I’m struggling with how to express the solution to the question in terms of the variance.
this is the solution$$\mathbb{E}(Y_n Y_{n+m}) = \sigma_V^2 \cdot [(1+n(n+m))\delta(m) +n\delta(m+1)+ (n+m)\delta(m-1)]$$ whereas I got $$R_{Y}(n,n+m) = R_V(m) (n^2+1) + nR_V(m-1) + nR_V(m+1)$$
Since $V_n$ are i.i.d., note that $Y_n$ and $Y_{n +m}$ are independent for $|m| \geq 2$. Consequently, $\mathbb{E}[Y_n Y_{n+m}] = \mathbb{E}[Y_n] \mathbb{E}[Y_{n+m}] = 0$ as $\mathbb{E}[Y_n] = 0$ for all $n$.

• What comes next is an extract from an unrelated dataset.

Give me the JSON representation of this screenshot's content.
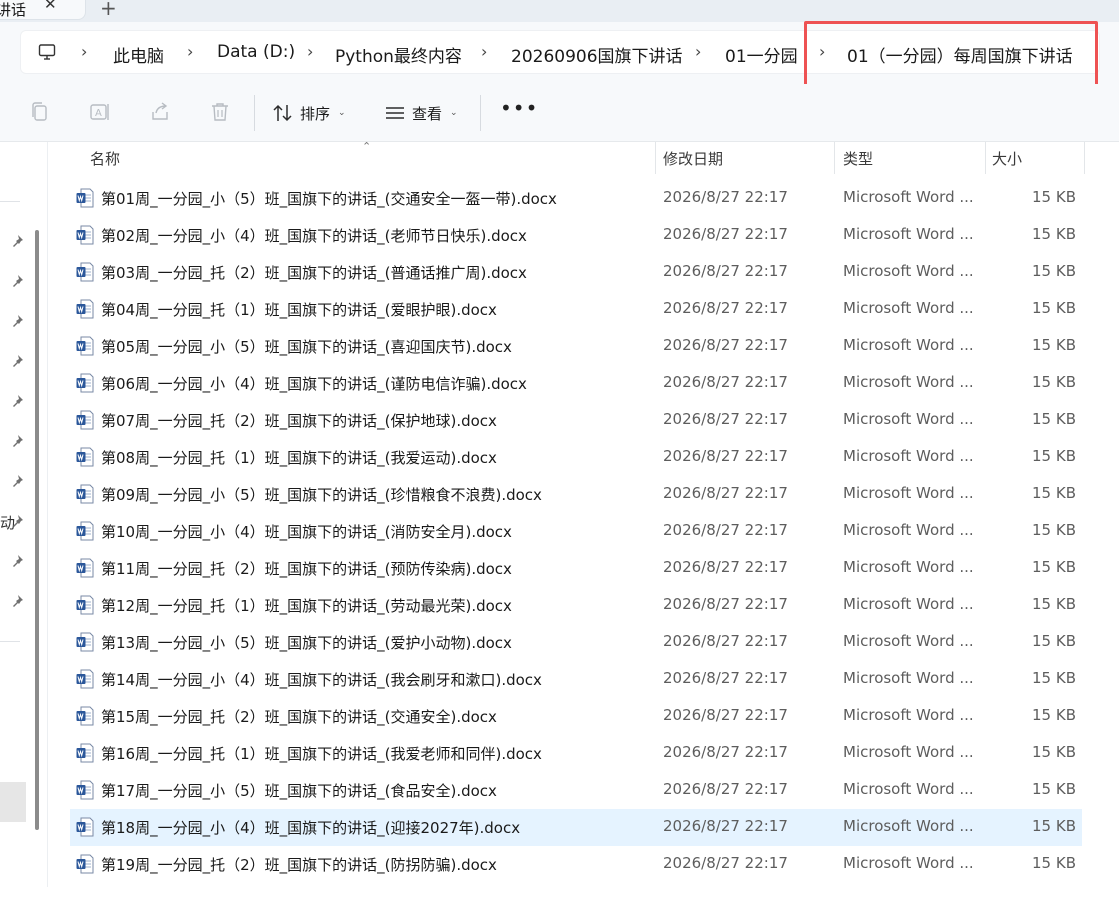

For $m = 0$, we have, \begin{align*} \mathbb{E}[Y_n^2] = \mathbb{E}[(V_n + a V_{n-1})^2] = \mathbb{E}[V_n^2] + a^2 \mathbb{E}[V_{n-1}^2] + 2a \mathbb{E}[V_n] \mathbb{E}[V_{n-1}] = \sigma_V^2 (1 + a^2). \end{align*}
For $m = 1$, we have, \begin{align*} \mathbb{E}[Y_n Y_{n+1}] & = \mathbb{E}[(V_n + a V_{n-1})(V_{n+1} + a V_{n})] \\ & = \mathbb{E}[V_n] \mathbb{E}[V_{n+1}] + a \mathbb{E}[V_n^2] + a \mathbb{E}[V_{n+1}] \mathbb{E}[V_{n-1}] + a^2 \mathbb{E}[V_n] \mathbb{E}[V_{n-1}] \\ & = a \sigma_V^2. \end{align*}
The $m = -1$ is identical to that of $m = 1$. On combining all of them, we obtain, \begin{align*} \mathbb{E}[Y_n Y_{n+m}] = \sigma_V^2 [a^2 \delta(m) + a\delta(m+1) + a\delta(m-1)]. \end{align*}
I am not sure why the solution shows a dependence on $n$ and $m$, apart from the $\delta$ functions.